Nursing instructor and Indigenous consultant Kathleen Lounsbury is helping to transform the curriculum and teaching practices at Langley-based Trinity Western University to better integrate Indigenous ways of knowing.
As a nurse who completed her Master of Science in Nursing degree at TWU, Lounsbury feels “there’s so much that we can do, many different areas to implement traditional curriculum.”
Lounsbury runs workshops with TWU students where she invites guest speakers, including Indigenous elders who have survived residential schools. Students have opportunities to speak with Indigenous leaders and ask questions.
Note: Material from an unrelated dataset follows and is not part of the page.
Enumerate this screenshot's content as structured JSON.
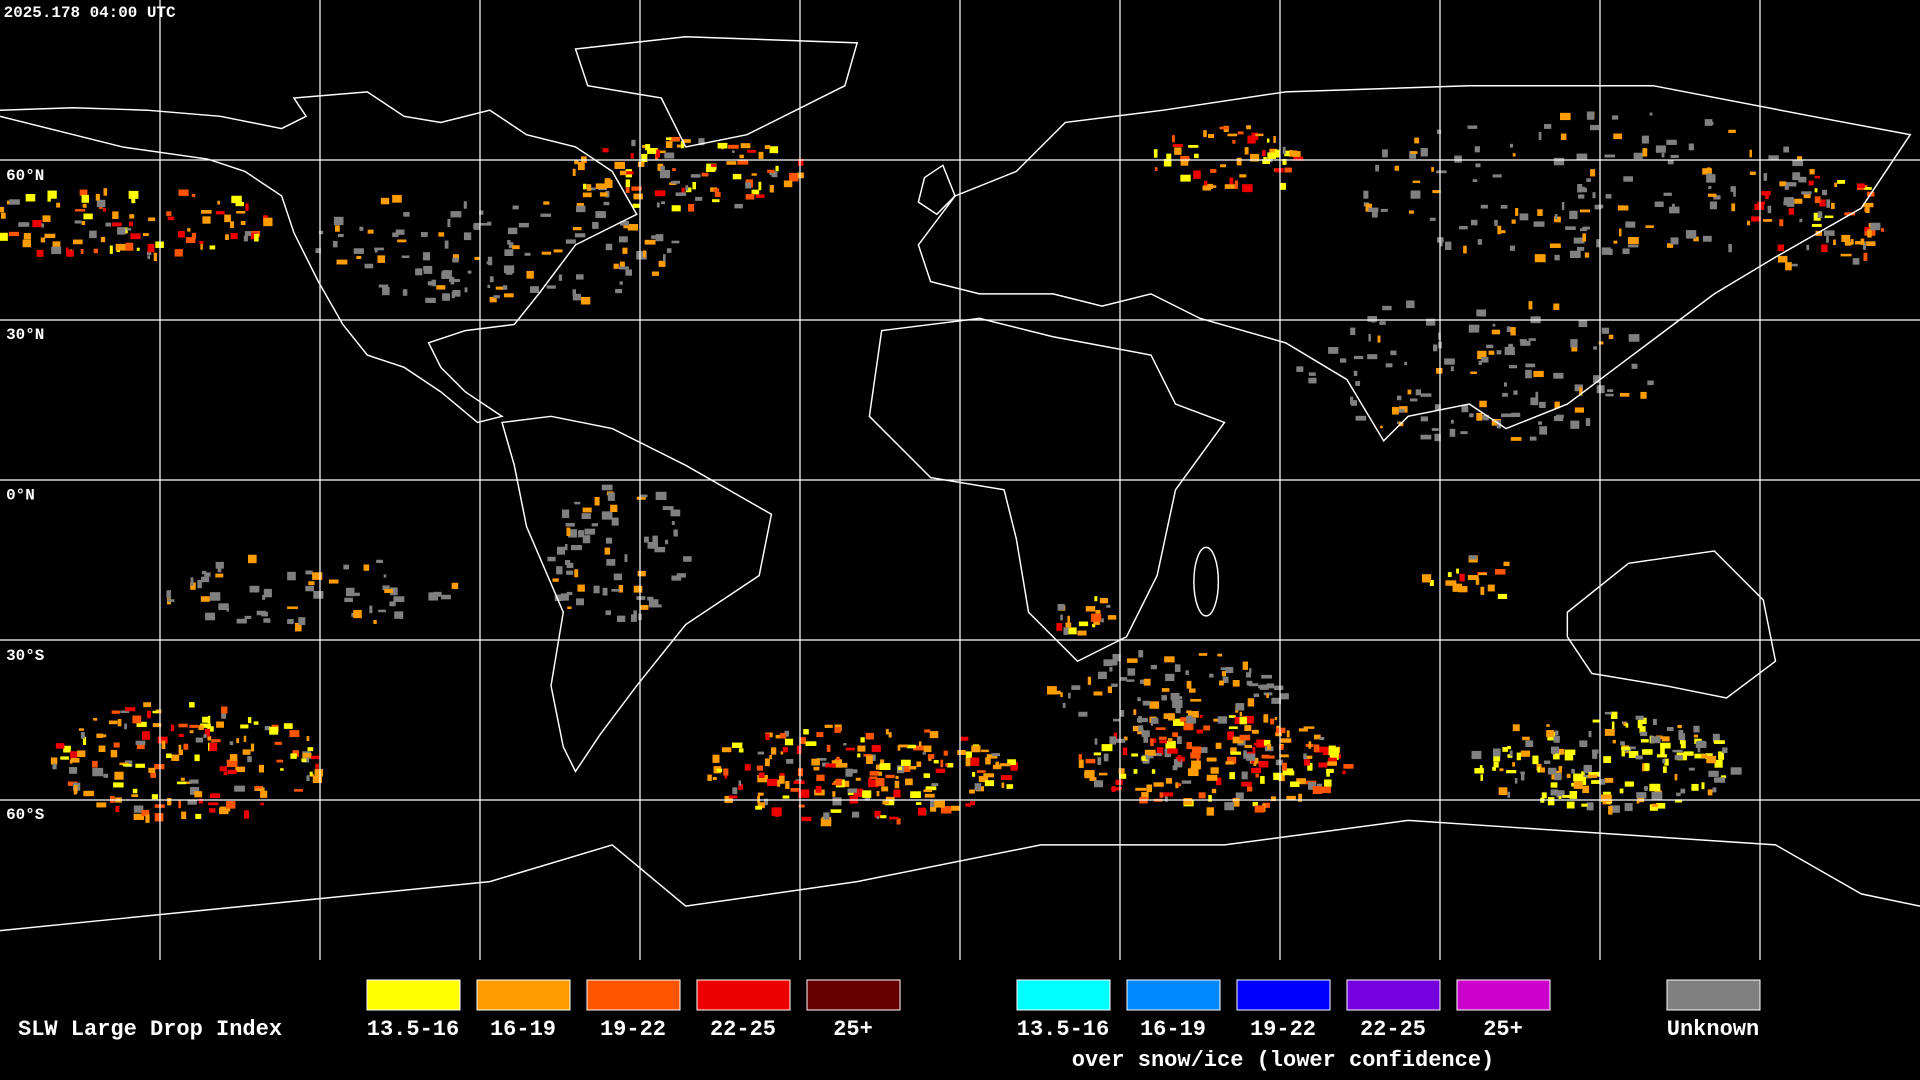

On the clinical side, Lounsbury teaches the importance of trauma-informed care, and cultural awareness. As well, she introduces students to medicinal plants and holistic healing practices.
“By the time they graduate, they will have a firm grasp on what it means to be a nurse and to care for the Indigenous population,” she said.
On Thursday, September 30, the National Day for Truth and Reconciliation, Lounsbury will take part in a campus-wide day of learning to foster greater knowledge and understanding of Indigenous history and cultures, and to commemorate the history and legacy of residential schools.
Grand Chief Clarence Pennier, manager of Aboriginal Title and Rights at the Stó:lō Tribal Council, will be a featured speaker.
Lounsbury and colleagues Dr. Kendra Rieger, assistant professor of nursing, and Dr. Erica Grimm, professor of art, will be conducting a workshop on applying Indigenous ways of knowing and being to academic research.
Other events throughout the day include a workshop on applying First Peoples principles of learning to teacher education, led by education professor Nina Pak Lui, and a workshop on the United Nations Declaration on the Rights of Indigenous Peoples and B.C. law, led by history professor Dr. Bruce Shelvey.